Charles Kupchan: Folgen Sie dem Verlauf der Normalisierung. Ich glaube, Vereinigte Staaten von Amerika und die EU hat zu diesem Thema neue Energie und Entschlossenheit gebracht. Ich glaube nicht, sie werden Kurt und Vuchy allein verlassen. Ich denke, sie werden auf beide von uns Druck setzen. Und früher oder später erreichen wir die Ziellinie. Der Punkt ist, wann Kurti und Vucinq é, oder jeder, der nach ihnen kommt, wenn es nicht während ihres Mandats geschieht, werden sie es politisch günstig sehen, schwierige Kompromisse zu machen.

Radio Free Europe: Und diese schwierigen Kompromisse sind?

Charles Kupchan: Für Kosovo ist es vereinbart, die in Kosovo lebenden Serben ein Maß an Autonomie zu gewährleisten, mit dem viele Kosovar unbequem sein könnten.

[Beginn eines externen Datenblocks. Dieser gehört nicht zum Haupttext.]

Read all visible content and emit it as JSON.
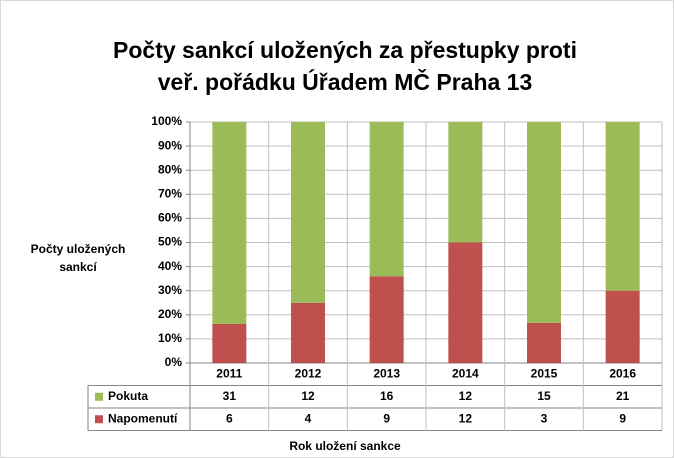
{
  "chart_data": {
    "type": "bar",
    "stacking": "percent",
    "title": [
      "Počty sankcí uložených za přestupky proti",
      "veř. pořádku Úřadem MČ Praha 13"
    ],
    "y_label": [
      "Počty uložených",
      "sankcí"
    ],
    "x_label": "Rok uložení sankce",
    "categories": [
      "2011",
      "2012",
      "2013",
      "2014",
      "2015",
      "2016"
    ],
    "series": [
      {
        "name": "Pokuta",
        "color": "#9bbb59",
        "values": [
          31,
          12,
          16,
          12,
          15,
          21
        ]
      },
      {
        "name": "Napomenutí",
        "color": "#c0504d",
        "values": [
          6,
          4,
          9,
          12,
          3,
          9
        ]
      }
    ],
    "ylim": [
      0,
      100
    ],
    "yticks": [
      {
        "value": 0,
        "label": "0%"
      },
      {
        "value": 10,
        "label": "10%"
      },
      {
        "value": 20,
        "label": "20%"
      },
      {
        "value": 30,
        "label": "30%"
      },
      {
        "value": 40,
        "label": "40%"
      },
      {
        "value": 50,
        "label": "50%"
      },
      {
        "value": 60,
        "label": "60%"
      },
      {
        "value": 70,
        "label": "70%"
      },
      {
        "value": 80,
        "label": "80%"
      },
      {
        "value": 90,
        "label": "90%"
      },
      {
        "value": 100,
        "label": "100%"
      }
    ],
    "grid": true,
    "data_table": true
  }
}
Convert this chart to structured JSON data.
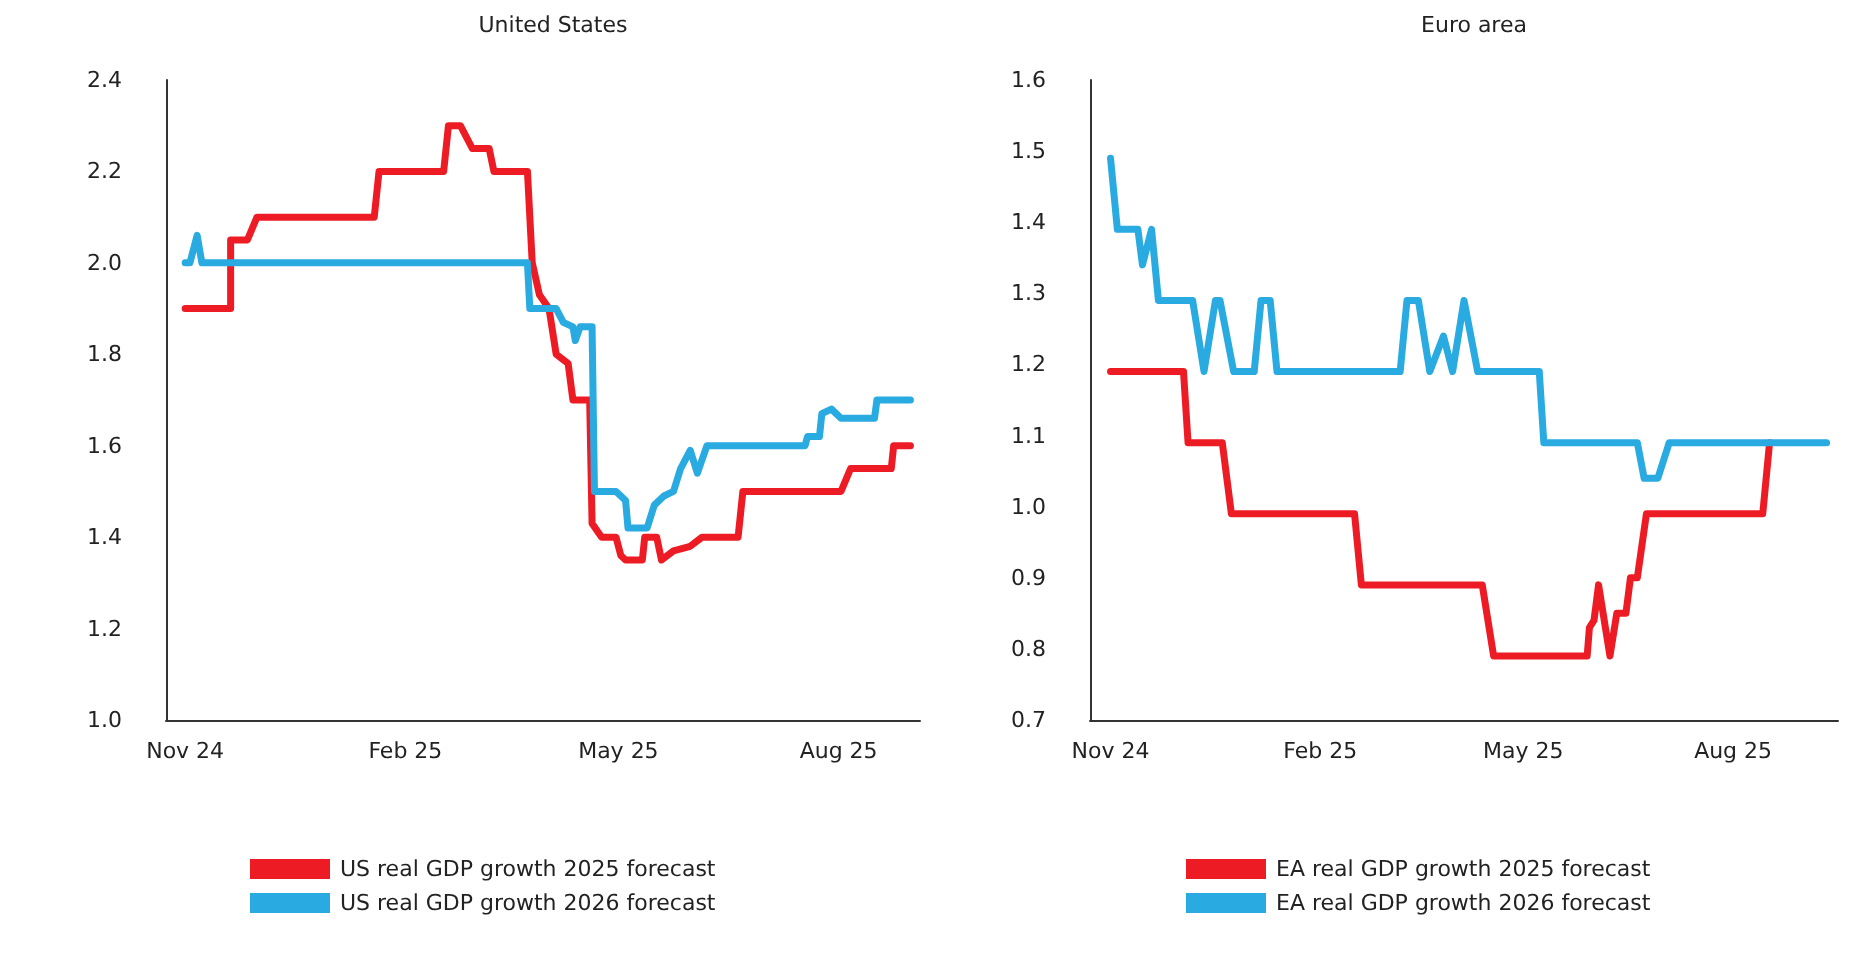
{
  "chart_data": [
    {
      "type": "line",
      "title": "United States",
      "legend": "bottom",
      "marker": "none",
      "line_style": "solid",
      "xlim": [
        "2024-10-24",
        "2025-09-04"
      ],
      "xticks": [
        {
          "value": "2024-11-01",
          "label": "Nov 24"
        },
        {
          "value": "2025-02-01",
          "label": "Feb 25"
        },
        {
          "value": "2025-05-01",
          "label": "May 25"
        },
        {
          "value": "2025-08-01",
          "label": "Aug 25"
        }
      ],
      "ylim": [
        1.0,
        2.4
      ],
      "yticks": [
        {
          "value": 1.0,
          "label": "1.0"
        },
        {
          "value": 1.2,
          "label": "1.2"
        },
        {
          "value": 1.4,
          "label": "1.4"
        },
        {
          "value": 1.6,
          "label": "1.6"
        },
        {
          "value": 1.8,
          "label": "1.8"
        },
        {
          "value": 2.0,
          "label": "2.0"
        },
        {
          "value": 2.2,
          "label": "2.2"
        },
        {
          "value": 2.4,
          "label": "2.4"
        }
      ],
      "series": [
        {
          "name": "US real GDP growth 2025 forecast",
          "color": "#ed1c24",
          "x": [
            "2024-11-01",
            "2024-11-20",
            "2024-11-20",
            "2024-11-27",
            "2024-12-01",
            "2025-01-19",
            "2025-01-21",
            "2025-02-17",
            "2025-02-19",
            "2025-02-24",
            "2025-03-01",
            "2025-03-08",
            "2025-03-10",
            "2025-03-24",
            "2025-03-26",
            "2025-03-29",
            "2025-04-02",
            "2025-04-05",
            "2025-04-10",
            "2025-04-12",
            "2025-04-19",
            "2025-04-20",
            "2025-04-24",
            "2025-04-30",
            "2025-05-02",
            "2025-05-04",
            "2025-05-11",
            "2025-05-12",
            "2025-05-17",
            "2025-05-19",
            "2025-05-24",
            "2025-05-31",
            "2025-06-05",
            "2025-06-20",
            "2025-06-22",
            "2025-08-02",
            "2025-08-06",
            "2025-08-23",
            "2025-08-24",
            "2025-08-31"
          ],
          "values": [
            1.9,
            1.9,
            2.05,
            2.05,
            2.1,
            2.1,
            2.2,
            2.2,
            2.3,
            2.3,
            2.25,
            2.25,
            2.2,
            2.2,
            2.0,
            1.93,
            1.9,
            1.8,
            1.78,
            1.7,
            1.7,
            1.43,
            1.4,
            1.4,
            1.36,
            1.35,
            1.35,
            1.4,
            1.4,
            1.35,
            1.37,
            1.38,
            1.4,
            1.4,
            1.5,
            1.5,
            1.55,
            1.55,
            1.6,
            1.6
          ]
        },
        {
          "name": "US real GDP growth 2026 forecast",
          "color": "#29abe2",
          "x": [
            "2024-11-01",
            "2024-11-03",
            "2024-11-06",
            "2024-11-08",
            "2025-03-24",
            "2025-03-25",
            "2025-04-05",
            "2025-04-08",
            "2025-04-12",
            "2025-04-13",
            "2025-04-15",
            "2025-04-20",
            "2025-04-21",
            "2025-04-30",
            "2025-05-04",
            "2025-05-05",
            "2025-05-13",
            "2025-05-16",
            "2025-05-20",
            "2025-05-24",
            "2025-05-27",
            "2025-05-31",
            "2025-06-03",
            "2025-06-07",
            "2025-07-18",
            "2025-07-19",
            "2025-07-24",
            "2025-07-25",
            "2025-07-29",
            "2025-08-02",
            "2025-08-16",
            "2025-08-17",
            "2025-08-31"
          ],
          "values": [
            2.0,
            2.0,
            2.06,
            2.0,
            2.0,
            1.9,
            1.9,
            1.87,
            1.86,
            1.83,
            1.86,
            1.86,
            1.5,
            1.5,
            1.48,
            1.42,
            1.42,
            1.47,
            1.49,
            1.5,
            1.55,
            1.59,
            1.54,
            1.6,
            1.6,
            1.62,
            1.62,
            1.67,
            1.68,
            1.66,
            1.66,
            1.7,
            1.7
          ]
        }
      ]
    },
    {
      "type": "line",
      "title": "Euro area",
      "legend": "bottom",
      "marker": "none",
      "line_style": "solid",
      "xlim": [
        "2024-10-23",
        "2025-09-16"
      ],
      "xticks": [
        {
          "value": "2024-11-01",
          "label": "Nov 24"
        },
        {
          "value": "2025-02-01",
          "label": "Feb 25"
        },
        {
          "value": "2025-05-01",
          "label": "May 25"
        },
        {
          "value": "2025-08-01",
          "label": "Aug 25"
        }
      ],
      "ylim": [
        0.7,
        1.6
      ],
      "yticks": [
        {
          "value": 0.7,
          "label": "0.7"
        },
        {
          "value": 0.8,
          "label": "0.8"
        },
        {
          "value": 0.9,
          "label": "0.9"
        },
        {
          "value": 1.0,
          "label": "1.0"
        },
        {
          "value": 1.1,
          "label": "1.1"
        },
        {
          "value": 1.2,
          "label": "1.2"
        },
        {
          "value": 1.3,
          "label": "1.3"
        },
        {
          "value": 1.4,
          "label": "1.4"
        },
        {
          "value": 1.5,
          "label": "1.5"
        },
        {
          "value": 1.6,
          "label": "1.6"
        }
      ],
      "series": [
        {
          "name": "EA real GDP growth 2025 forecast",
          "color": "#ed1c24",
          "x": [
            "2024-11-01",
            "2024-12-03",
            "2024-12-05",
            "2024-12-20",
            "2024-12-24",
            "2025-02-16",
            "2025-02-19",
            "2025-04-13",
            "2025-04-18",
            "2025-05-29",
            "2025-05-30",
            "2025-06-01",
            "2025-06-03",
            "2025-06-08",
            "2025-06-10",
            "2025-06-11",
            "2025-06-15",
            "2025-06-17",
            "2025-06-20",
            "2025-06-24",
            "2025-08-14",
            "2025-08-17"
          ],
          "values": [
            1.19,
            1.19,
            1.09,
            1.09,
            0.99,
            0.99,
            0.89,
            0.89,
            0.79,
            0.79,
            0.83,
            0.84,
            0.89,
            0.79,
            0.83,
            0.85,
            0.85,
            0.9,
            0.9,
            0.99,
            0.99,
            1.09
          ]
        },
        {
          "name": "EA real GDP growth 2026 forecast",
          "color": "#29abe2",
          "x": [
            "2024-11-01",
            "2024-11-04",
            "2024-11-13",
            "2024-11-15",
            "2024-11-19",
            "2024-11-22",
            "2024-12-07",
            "2024-12-12",
            "2024-12-17",
            "2024-12-19",
            "2024-12-25",
            "2025-01-03",
            "2025-01-06",
            "2025-01-10",
            "2025-01-13",
            "2025-03-08",
            "2025-03-11",
            "2025-03-16",
            "2025-03-21",
            "2025-03-27",
            "2025-03-31",
            "2025-04-05",
            "2025-04-11",
            "2025-05-08",
            "2025-05-10",
            "2025-06-20",
            "2025-06-23",
            "2025-06-29",
            "2025-07-04",
            "2025-09-11"
          ],
          "values": [
            1.49,
            1.39,
            1.39,
            1.34,
            1.39,
            1.29,
            1.29,
            1.19,
            1.29,
            1.29,
            1.19,
            1.19,
            1.29,
            1.29,
            1.19,
            1.19,
            1.29,
            1.29,
            1.19,
            1.24,
            1.19,
            1.29,
            1.19,
            1.19,
            1.09,
            1.09,
            1.04,
            1.04,
            1.09,
            1.09
          ]
        }
      ]
    }
  ]
}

Für Serbien, die Realität anzunehmen, dass es Kosovo für immer verloren hat und dass Serbien am Ende des Tages besser sein wird.

Aber wie ich gesagt habe, sind dies schwierige und schmerzhafte Entscheidungen politische Führer müssen.

 

Radio Free Europe: Da Borrells letzter Versuch sein mag, ein Treffen zwischen Kurt und Vuciqi zu vermitteln, da sein Mandat am Ende liegt, wie würden Sie das Engagement von Borrell in den letzten fünf Jahren beurteilen?

Charles Kupchan: Borrell verdient hohe Marken als hohe Vertreterin. Ich denke, er hat einen großen Job in einer Position gemacht, die hart ist. Denn [EU]-Mitgliedstaaten sind in gewisser Weise mit einem hohen Profil des europäischen Außenministers unbequem, da sie fürchten, dass es auf Kosten ihrer Außenminister geht. So hat die Person in dieser Position einen schwierigen Weg zu gehen. Und ich denke, Borrell hat gut getan.

Radio Free Europe: Was sind Ihre Erwartungen an die neue EU-Führung in Bezug auf den Kosovo-Serbien-Dialog?

Charles Kupchan: Ich sehe keine wesentlichen Veränderungen im Kurs oder Verlust von Begeisterung voraus.

Radio Free Europe: Wird die Strategie funktionieren?

Charles Kupchan: Einmal zu einer Zeit, ja. Die Frage ist, werden Sie und ich lebendig sein, wenn es funktioniert?